EPA can avoid regulating CO2 emissions from vehicles “only if it determines that greenhouse gases do not contribute to climate change or if it provides some reasonable explanation as to why it cannot or will not exercise its discretion to determine whether they do,” the high court ruled.
This part of the ruling compels EPA to issue such a decision, although it does not force the agency to regulate greenhouse gas emissions, says the Sierra Club, which was among several environmental groups, a dozen states, and three cities that brought the suit.
The ruling was hailed by environmental groups as an enormous victory. In its decision, the high court, by a 5–4 majority, rejected the Bush Administration’s arguments against EPA regulation of carbon dioxide emissions from new cars and trucks.
Justice John Paul Stevens, writing for the majority, said the Clean Air Act’s definition of the term “air pollutant” “embraces all airborne compounds of whatever stripe.”
“Because greenhouse gases fit well within the Act’s capacious definition of ‘air pollutant,’ EPA has statutory authority to regulate emission of such gases from new motor vehicles,” Stevens wrote. Joining him on the opinion were Justices Anthony Kennedy, David H. Souter, Ruth Bader Ginsburg, and Stephen G. Breyer.

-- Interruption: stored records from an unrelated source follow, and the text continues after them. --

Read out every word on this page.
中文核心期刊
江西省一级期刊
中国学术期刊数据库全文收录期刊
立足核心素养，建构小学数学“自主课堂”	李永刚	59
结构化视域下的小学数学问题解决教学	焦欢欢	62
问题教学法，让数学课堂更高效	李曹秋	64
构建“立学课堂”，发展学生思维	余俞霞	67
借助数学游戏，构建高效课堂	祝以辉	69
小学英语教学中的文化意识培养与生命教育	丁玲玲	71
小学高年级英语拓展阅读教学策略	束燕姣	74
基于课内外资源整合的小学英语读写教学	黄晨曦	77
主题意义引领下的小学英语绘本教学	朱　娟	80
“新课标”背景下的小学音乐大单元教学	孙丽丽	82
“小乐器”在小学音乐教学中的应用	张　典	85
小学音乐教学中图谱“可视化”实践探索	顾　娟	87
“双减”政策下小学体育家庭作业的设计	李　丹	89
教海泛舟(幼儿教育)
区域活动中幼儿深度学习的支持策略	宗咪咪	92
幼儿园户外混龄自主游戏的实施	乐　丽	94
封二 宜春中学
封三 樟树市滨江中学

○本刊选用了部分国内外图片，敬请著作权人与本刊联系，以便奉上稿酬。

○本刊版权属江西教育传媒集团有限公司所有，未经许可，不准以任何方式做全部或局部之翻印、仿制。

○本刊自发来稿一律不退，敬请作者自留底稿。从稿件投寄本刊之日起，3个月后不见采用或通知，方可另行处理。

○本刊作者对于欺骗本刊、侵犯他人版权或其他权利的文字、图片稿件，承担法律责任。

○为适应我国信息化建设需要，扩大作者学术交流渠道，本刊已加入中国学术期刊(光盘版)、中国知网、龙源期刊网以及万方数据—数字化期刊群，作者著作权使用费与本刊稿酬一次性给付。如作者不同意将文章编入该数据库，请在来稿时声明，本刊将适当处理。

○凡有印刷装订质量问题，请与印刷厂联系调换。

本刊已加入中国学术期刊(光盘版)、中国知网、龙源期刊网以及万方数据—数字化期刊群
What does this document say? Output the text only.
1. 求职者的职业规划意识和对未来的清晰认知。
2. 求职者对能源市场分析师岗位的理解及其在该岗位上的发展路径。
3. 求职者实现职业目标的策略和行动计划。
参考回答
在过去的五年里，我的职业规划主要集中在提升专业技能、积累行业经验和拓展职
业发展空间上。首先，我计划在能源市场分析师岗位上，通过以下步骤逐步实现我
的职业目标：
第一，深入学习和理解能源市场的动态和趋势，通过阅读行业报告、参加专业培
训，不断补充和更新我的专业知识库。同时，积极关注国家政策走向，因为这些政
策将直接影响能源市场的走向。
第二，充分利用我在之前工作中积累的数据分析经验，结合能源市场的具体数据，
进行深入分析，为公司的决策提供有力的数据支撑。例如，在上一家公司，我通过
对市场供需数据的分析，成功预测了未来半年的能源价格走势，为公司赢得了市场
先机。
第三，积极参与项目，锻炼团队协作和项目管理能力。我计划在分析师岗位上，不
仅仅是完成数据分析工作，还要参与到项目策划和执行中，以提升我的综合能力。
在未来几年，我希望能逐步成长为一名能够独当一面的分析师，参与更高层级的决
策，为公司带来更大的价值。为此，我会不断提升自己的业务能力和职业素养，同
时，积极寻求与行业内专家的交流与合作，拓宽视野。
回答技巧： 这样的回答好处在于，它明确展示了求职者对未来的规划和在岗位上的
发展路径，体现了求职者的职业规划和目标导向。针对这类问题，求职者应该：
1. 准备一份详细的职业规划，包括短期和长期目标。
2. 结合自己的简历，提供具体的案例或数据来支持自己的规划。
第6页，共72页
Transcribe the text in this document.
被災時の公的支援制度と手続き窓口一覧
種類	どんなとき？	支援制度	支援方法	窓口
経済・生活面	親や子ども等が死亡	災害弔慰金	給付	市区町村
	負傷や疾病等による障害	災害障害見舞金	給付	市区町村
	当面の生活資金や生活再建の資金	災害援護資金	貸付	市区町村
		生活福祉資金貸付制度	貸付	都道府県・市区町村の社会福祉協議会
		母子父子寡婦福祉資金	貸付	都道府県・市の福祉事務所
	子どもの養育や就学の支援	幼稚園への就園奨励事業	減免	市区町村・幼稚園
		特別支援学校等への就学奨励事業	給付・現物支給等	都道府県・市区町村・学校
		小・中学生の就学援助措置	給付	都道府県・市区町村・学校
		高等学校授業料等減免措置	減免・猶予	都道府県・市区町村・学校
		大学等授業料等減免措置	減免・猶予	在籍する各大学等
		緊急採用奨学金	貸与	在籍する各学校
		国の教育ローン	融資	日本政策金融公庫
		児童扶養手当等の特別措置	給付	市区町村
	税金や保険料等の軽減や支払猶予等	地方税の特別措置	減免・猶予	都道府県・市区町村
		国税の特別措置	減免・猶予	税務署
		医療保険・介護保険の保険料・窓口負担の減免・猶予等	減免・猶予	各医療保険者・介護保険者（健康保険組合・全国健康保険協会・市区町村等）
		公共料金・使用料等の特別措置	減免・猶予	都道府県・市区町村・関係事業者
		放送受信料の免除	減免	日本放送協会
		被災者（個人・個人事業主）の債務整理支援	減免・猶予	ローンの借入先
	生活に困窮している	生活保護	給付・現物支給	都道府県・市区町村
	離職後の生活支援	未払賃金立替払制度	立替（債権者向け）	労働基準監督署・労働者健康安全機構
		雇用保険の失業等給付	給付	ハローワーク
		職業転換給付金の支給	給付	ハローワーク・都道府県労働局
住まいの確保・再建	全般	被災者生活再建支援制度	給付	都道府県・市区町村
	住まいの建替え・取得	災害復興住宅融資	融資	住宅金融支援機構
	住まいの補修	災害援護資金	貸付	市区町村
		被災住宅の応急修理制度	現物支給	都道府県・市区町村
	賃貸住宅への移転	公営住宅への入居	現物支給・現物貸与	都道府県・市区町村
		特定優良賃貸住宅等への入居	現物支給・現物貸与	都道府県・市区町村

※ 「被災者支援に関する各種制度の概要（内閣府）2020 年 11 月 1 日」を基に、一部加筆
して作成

In addition to arguing that the Clean Air Act does not give EPA authority to regulate greenhouse gases, the Bush Administration offered the court a host of reasons why EPA chose not to regulate CO2 emissions from new vehicles. One was that voluntary federal programs to curb releases of greenhouse gases already provide a response to climate change. Another was that U.S. regulation of greenhouse gases might impair the President’s ability to negotiate with “key developing nations,” a reference likely to China and India, to reduce their emissions.
The high court said the existence other federal programs does not relieve EPA of its statutory duties to regulate pollutants under the Clean Air Act. Plus, the majority ruled, “While the President has broad authority in foreign affairs, that authority does not extend to the refusal to execute domestic laws.”
Chief Justice John G. Roberts Jr., joined by Justices Antonin Scalia, Clarence Thomas, and Samuel A. Alito Jr., dissented. They argued that Massachusetts, the lead plaintiff in the case, lacked the legal right to file the lawsuit.
Scalia filed a separate dissent arguing that greenhouse gases do not meet the Clean Air Act’s definition of air pollution. “Regulating the buildup of CO2 and other greenhouse gases in the upper reaches of the atmosphere, which is alleged to be causing global climate change, is not akin to regulating the concentration of some substance that is polluting the air,” Scalia said.